Ibu-ibu penjual makanan tampak sumringah dengan senyum mencurigakan. Hati saya bertanya-tanya, ada apa gerangan dengan senyum ibu-ibu ini. Mereka melihat kami seolah kami adalah mangsa buruan yang siap di santap. Tiba saatnya kami membayar makanan yang sudah kami santap, si Ibu mulai menghitung. “Rawon 5, 75 ribu, tambah teh panas 4 dan es teh 1 jadi 90 ribu, krupuknya 1, seribu” kata si ibu. “Totalnya 91 ribu” tambah si ibu. “Glek” tanpa sadar tenggorokan saya mengeluarkan bunyi, “Mahal amaaat” hati saya memberontak. Ternyata ini firasat saya tentang senyuman ibu-ibu tadi. Tanpa banyak mengucapkan kata-kata kami segera mengeluarkan uang masing-masing sambil tersenyum kecut. Oh wow, rawon yang tampak tidak mirip rawon itu harganya 15ribu per porsi, dengan kuah yang terlihat cukup bening dan lauk irisan kecil daging itu harganya 15ribu??. Ditambah teh panas dan es teh yang biasanya seharga 2ribu di sini harganya 5ribu. Oh tidaaaaak…
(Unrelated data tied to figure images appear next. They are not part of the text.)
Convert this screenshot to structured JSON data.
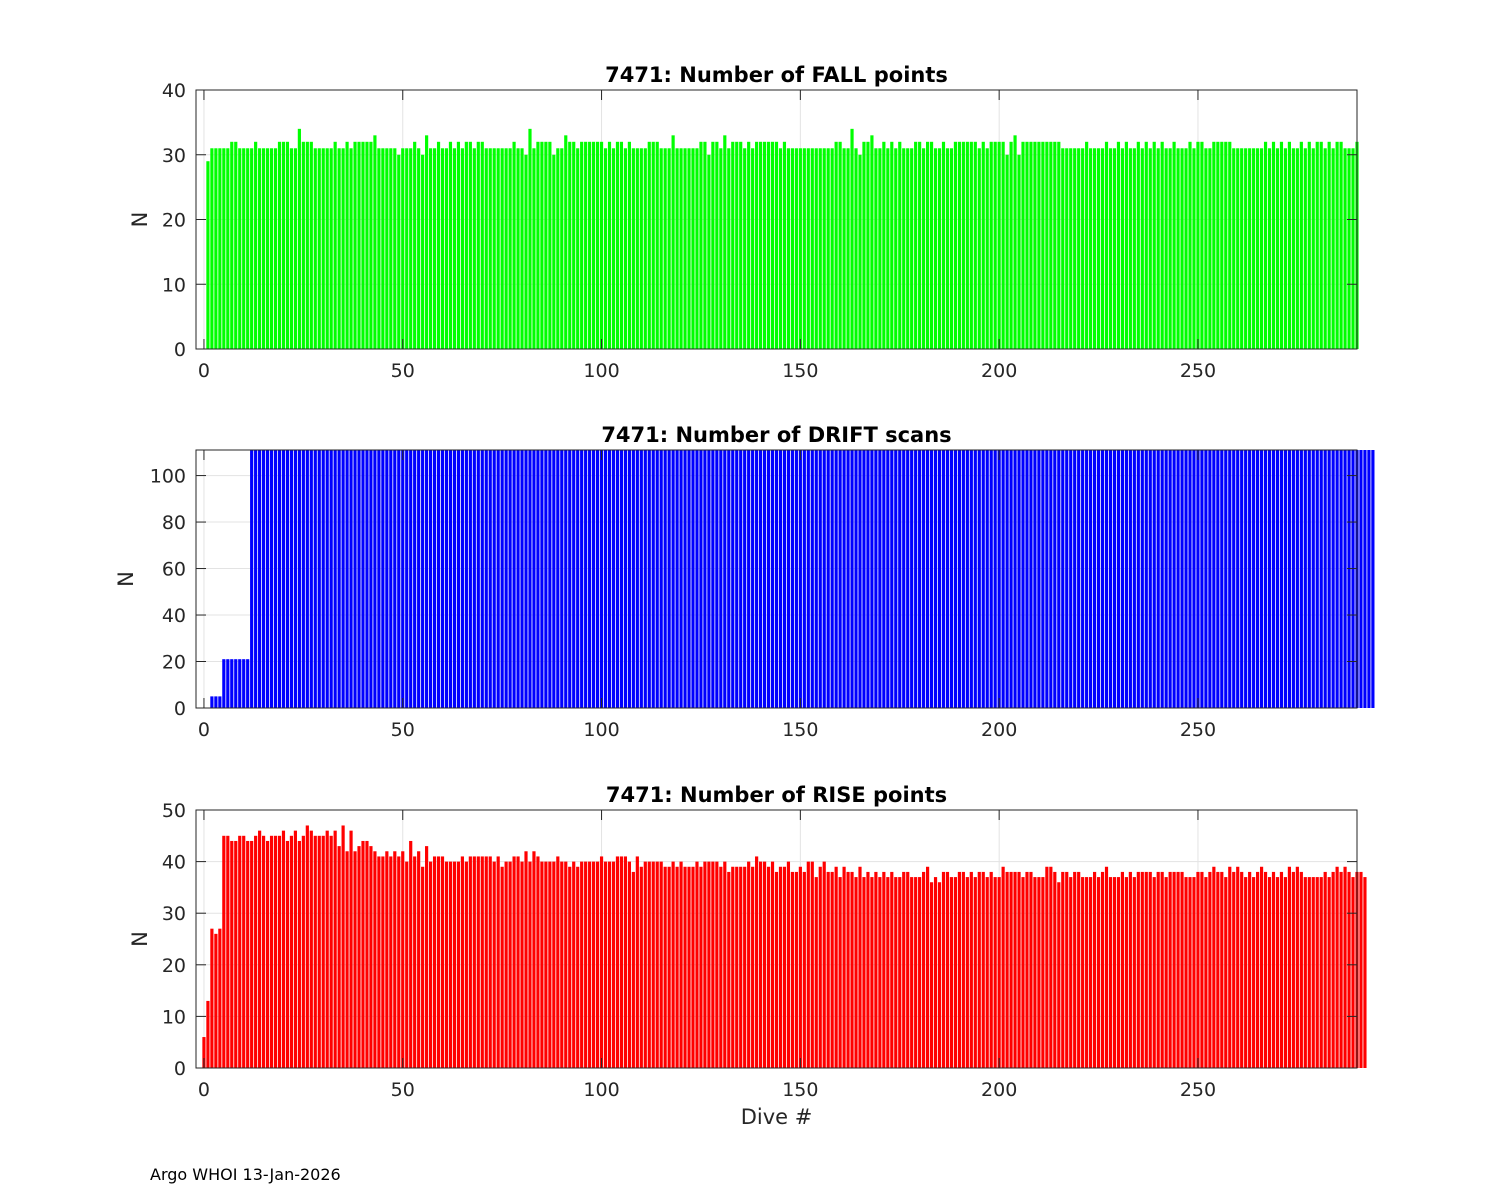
{
  "footer": "Argo WHOI 13-Jan-2026",
  "chart_data": [
    {
      "type": "bar",
      "title": "7471: Number of FALL points",
      "xlabel": "",
      "ylabel": "N",
      "color": "#00ff00",
      "xlim": [
        -2,
        290
      ],
      "ylim": [
        0,
        40
      ],
      "xticks": [
        0,
        50,
        100,
        150,
        200,
        250
      ],
      "yticks": [
        0,
        10,
        20,
        30,
        40
      ],
      "grid": true,
      "x_start": 1,
      "values": [
        29,
        31,
        31,
        31,
        31,
        31,
        32,
        32,
        31,
        31,
        31,
        31,
        32,
        31,
        31,
        31,
        31,
        31,
        32,
        32,
        32,
        31,
        31,
        34,
        32,
        32,
        32,
        31,
        31,
        31,
        31,
        31,
        32,
        31,
        31,
        32,
        31,
        32,
        32,
        32,
        32,
        32,
        33,
        31,
        31,
        31,
        31,
        31,
        30,
        31,
        31,
        31,
        32,
        31,
        30,
        33,
        31,
        31,
        32,
        31,
        31,
        32,
        31,
        32,
        31,
        32,
        32,
        31,
        32,
        32,
        31,
        31,
        31,
        31,
        31,
        31,
        31,
        32,
        31,
        31,
        30,
        34,
        31,
        32,
        32,
        32,
        32,
        30,
        31,
        31,
        33,
        32,
        32,
        31,
        32,
        32,
        32,
        32,
        32,
        32,
        31,
        32,
        31,
        32,
        32,
        31,
        32,
        31,
        31,
        31,
        31,
        32,
        32,
        32,
        31,
        31,
        31,
        33,
        31,
        31,
        31,
        31,
        31,
        31,
        32,
        32,
        30,
        32,
        32,
        31,
        33,
        31,
        32,
        32,
        32,
        31,
        32,
        31,
        32,
        32,
        32,
        32,
        32,
        32,
        31,
        32,
        31,
        31,
        31,
        31,
        31,
        31,
        31,
        31,
        31,
        31,
        31,
        31,
        32,
        32,
        31,
        31,
        34,
        31,
        30,
        32,
        32,
        33,
        31,
        31,
        32,
        31,
        32,
        31,
        32,
        31,
        31,
        31,
        32,
        32,
        31,
        32,
        32,
        31,
        31,
        32,
        31,
        31,
        32,
        32,
        32,
        32,
        32,
        32,
        31,
        32,
        31,
        32,
        32,
        32,
        32,
        30,
        32,
        33,
        30,
        32,
        32,
        32,
        32,
        32,
        32,
        32,
        32,
        32,
        32,
        31,
        31,
        31,
        31,
        31,
        31,
        32,
        31,
        31,
        31,
        31,
        32,
        31,
        31,
        32,
        31,
        32,
        31,
        31,
        32,
        31,
        32,
        31,
        32,
        31,
        32,
        31,
        31,
        32,
        31,
        31,
        31,
        32,
        31,
        32,
        32,
        31,
        31,
        32,
        32,
        32,
        32,
        32,
        31,
        31,
        31,
        31,
        31,
        31,
        31,
        31,
        32,
        31,
        32,
        31,
        32,
        31,
        32,
        31,
        31,
        32,
        31,
        32,
        31,
        32,
        32,
        31,
        32,
        31,
        32,
        32,
        31,
        31,
        31,
        32
      ]
    },
    {
      "type": "bar",
      "title": "7471: Number of DRIFT scans",
      "xlabel": "",
      "ylabel": "N",
      "color": "#0000ff",
      "xlim": [
        -2,
        290
      ],
      "ylim": [
        0,
        111
      ],
      "xticks": [
        0,
        50,
        100,
        150,
        200,
        250
      ],
      "yticks": [
        0,
        20,
        40,
        60,
        80,
        100
      ],
      "grid": true,
      "x_start": 1,
      "values": [
        0,
        5,
        5,
        5,
        21,
        21,
        21,
        21,
        21,
        21,
        21,
        111,
        111,
        111,
        111,
        111,
        111,
        111,
        111,
        111,
        111,
        111,
        111,
        111,
        111,
        111,
        111,
        111,
        111,
        111,
        111,
        111,
        111,
        111,
        111,
        111,
        111,
        111,
        111,
        111,
        111,
        111,
        111,
        111,
        111,
        111,
        111,
        111,
        111,
        111,
        111,
        111,
        111,
        111,
        111,
        111,
        111,
        111,
        111,
        111,
        111,
        111,
        111,
        111,
        111,
        111,
        111,
        111,
        111,
        111,
        111,
        111,
        111,
        111,
        111,
        111,
        111,
        111,
        111,
        111,
        111,
        111,
        111,
        111,
        111,
        111,
        111,
        111,
        111,
        111,
        111,
        111,
        111,
        111,
        111,
        111,
        111,
        111,
        111,
        111,
        111,
        111,
        111,
        111,
        111,
        111,
        111,
        111,
        111,
        111,
        111,
        111,
        111,
        111,
        111,
        111,
        111,
        111,
        111,
        111,
        111,
        111,
        111,
        111,
        111,
        111,
        111,
        111,
        111,
        111,
        111,
        111,
        111,
        111,
        111,
        111,
        111,
        111,
        111,
        111,
        111,
        111,
        111,
        111,
        111,
        111,
        111,
        111,
        111,
        111,
        111,
        111,
        111,
        111,
        111,
        111,
        111,
        111,
        111,
        111,
        111,
        111,
        111,
        111,
        111,
        111,
        111,
        111,
        111,
        111,
        111,
        111,
        111,
        111,
        111,
        111,
        111,
        111,
        111,
        111,
        111,
        111,
        111,
        111,
        111,
        111,
        111,
        111,
        111,
        111,
        111,
        111,
        111,
        111,
        111,
        111,
        111,
        111,
        111,
        111,
        111,
        111,
        111,
        111,
        111,
        111,
        111,
        111,
        111,
        111,
        111,
        111,
        111,
        111,
        111,
        111,
        111,
        111,
        111,
        111,
        111,
        111,
        111,
        111,
        111,
        111,
        111,
        111,
        111,
        111,
        111,
        111,
        111,
        111,
        111,
        111,
        111,
        111,
        111,
        111,
        111,
        111,
        111,
        111,
        111,
        111,
        111,
        111,
        111,
        111,
        111,
        111,
        111,
        111,
        111,
        111,
        111,
        111,
        111,
        111,
        111,
        111,
        111,
        111,
        111,
        111,
        111,
        111,
        111,
        111,
        111,
        111,
        111,
        111,
        111,
        111,
        111,
        111,
        111,
        111,
        111,
        111,
        111,
        111,
        111,
        111,
        111,
        111,
        111,
        111,
        111,
        111,
        111,
        111
      ]
    },
    {
      "type": "bar",
      "title": "7471: Number of RISE points",
      "xlabel": "Dive #",
      "ylabel": "N",
      "color": "#ff0000",
      "xlim": [
        -2,
        290
      ],
      "ylim": [
        0,
        50
      ],
      "xticks": [
        0,
        50,
        100,
        150,
        200,
        250
      ],
      "yticks": [
        0,
        10,
        20,
        30,
        40,
        50
      ],
      "grid": true,
      "x_start": 0,
      "values": [
        6,
        13,
        27,
        26,
        27,
        45,
        45,
        44,
        44,
        45,
        45,
        44,
        44,
        45,
        46,
        45,
        44,
        45,
        45,
        45,
        46,
        44,
        45,
        46,
        44,
        45,
        47,
        46,
        45,
        45,
        45,
        46,
        45,
        46,
        43,
        47,
        42,
        46,
        42,
        43,
        44,
        44,
        43,
        42,
        41,
        41,
        42,
        41,
        42,
        41,
        42,
        40,
        44,
        41,
        42,
        39,
        43,
        40,
        41,
        41,
        41,
        40,
        40,
        40,
        40,
        41,
        40,
        41,
        41,
        41,
        41,
        41,
        41,
        40,
        41,
        39,
        40,
        40,
        41,
        41,
        40,
        42,
        40,
        42,
        41,
        40,
        40,
        40,
        40,
        41,
        40,
        40,
        39,
        40,
        39,
        40,
        40,
        40,
        40,
        40,
        41,
        40,
        40,
        40,
        41,
        41,
        41,
        40,
        38,
        41,
        39,
        40,
        40,
        40,
        40,
        40,
        39,
        39,
        40,
        39,
        40,
        39,
        39,
        39,
        40,
        39,
        40,
        40,
        40,
        40,
        39,
        40,
        38,
        39,
        39,
        39,
        39,
        40,
        39,
        41,
        40,
        40,
        39,
        40,
        38,
        39,
        39,
        40,
        38,
        38,
        39,
        38,
        40,
        40,
        37,
        39,
        40,
        38,
        38,
        39,
        37,
        39,
        38,
        38,
        37,
        39,
        37,
        38,
        37,
        38,
        37,
        38,
        37,
        38,
        37,
        37,
        38,
        38,
        37,
        37,
        37,
        38,
        39,
        36,
        37,
        36,
        38,
        38,
        37,
        37,
        38,
        38,
        37,
        38,
        37,
        38,
        38,
        37,
        38,
        37,
        37,
        39,
        38,
        38,
        38,
        38,
        37,
        38,
        38,
        37,
        37,
        37,
        39,
        39,
        38,
        36,
        38,
        38,
        37,
        38,
        38,
        37,
        37,
        37,
        38,
        37,
        38,
        39,
        37,
        37,
        37,
        38,
        37,
        38,
        37,
        38,
        38,
        38,
        38,
        37,
        38,
        38,
        37,
        38,
        38,
        38,
        38,
        37,
        37,
        37,
        38,
        38,
        37,
        38,
        39,
        38,
        38,
        37,
        39,
        38,
        39,
        38,
        37,
        38,
        37,
        38,
        39,
        38,
        37,
        38,
        37,
        38,
        37,
        39,
        38,
        39,
        38,
        37,
        37,
        37,
        37,
        37,
        38,
        37,
        38,
        39,
        38,
        39,
        38,
        37,
        38,
        38,
        37
      ]
    }
  ]
}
Dalam antrian mengisi bensin, kami kembali membicarakan hidangan dengan harga mewah yang barusan kami santap tadi. Si Dadan menyebutnya “Rawon Setan Liar”, si Bebek lebih parah lagi, dia sebut rawon tadi sebagai “Rawon Begal”. Saya hanya tersenyum sambil berujar “Sudah ndak usah di omongin lagi, biar menjadi sedekah”, maksud saya untuk membesarkan hati yang lagi dongkol.

Perjalanan kami lanjutkan menuju arah Wonosalam. Saya menikmati perjalanan yang cukup jauh dan berkelok-kelok naik turun, posisi saya ketika itu di bonceng Dadan. Kiri kanan jalan tampak hutan, sawah terasering dan rumah penduduk bergantian, khas daerah pegunungan. Beberapa kali kami menanyakan arah ke desa Pengajaran ke penduduk setempat, hingga akhirnya sampai ke tempat tujuan. Beberapa warga tengah berkumpul di tempat kami berhenti, sepertinya mereka tengah mempersiapkan sebuah acara di desa tersebut. Seorang warga menganjurkan kami untuk menitipkan sepeda motor kami di rumah warga, tanpa banyak tanya kami segera memarkir sepeda motor di salah satu rumah warga. Tak lupa kami berfoto ria di terminal ketibaan alias arrival terminal kalo di bandara-bandara.

Perjalanan kami lanjutkan dengan berjalan kaki. Kira-kira 3 km perjalanan yang akan kami tempuh menuju Air Terjun Tretes. Sekitar 300 m pertama, jalanan masih berupa beton dengan lebar kira-kira + 3 m, kiri kanan jalan tampak rerimbunan kebun salak dengan pagar pembatas dari kayu dan pintu-pintu di beberapa sisi. Setelah itu di gantikan kebun kopi robusta dengan daunnya yang lebar dan buah kopi yang sebagiannya sudah matang memerah, tak lupa kami berfoto ria di beberapa spot.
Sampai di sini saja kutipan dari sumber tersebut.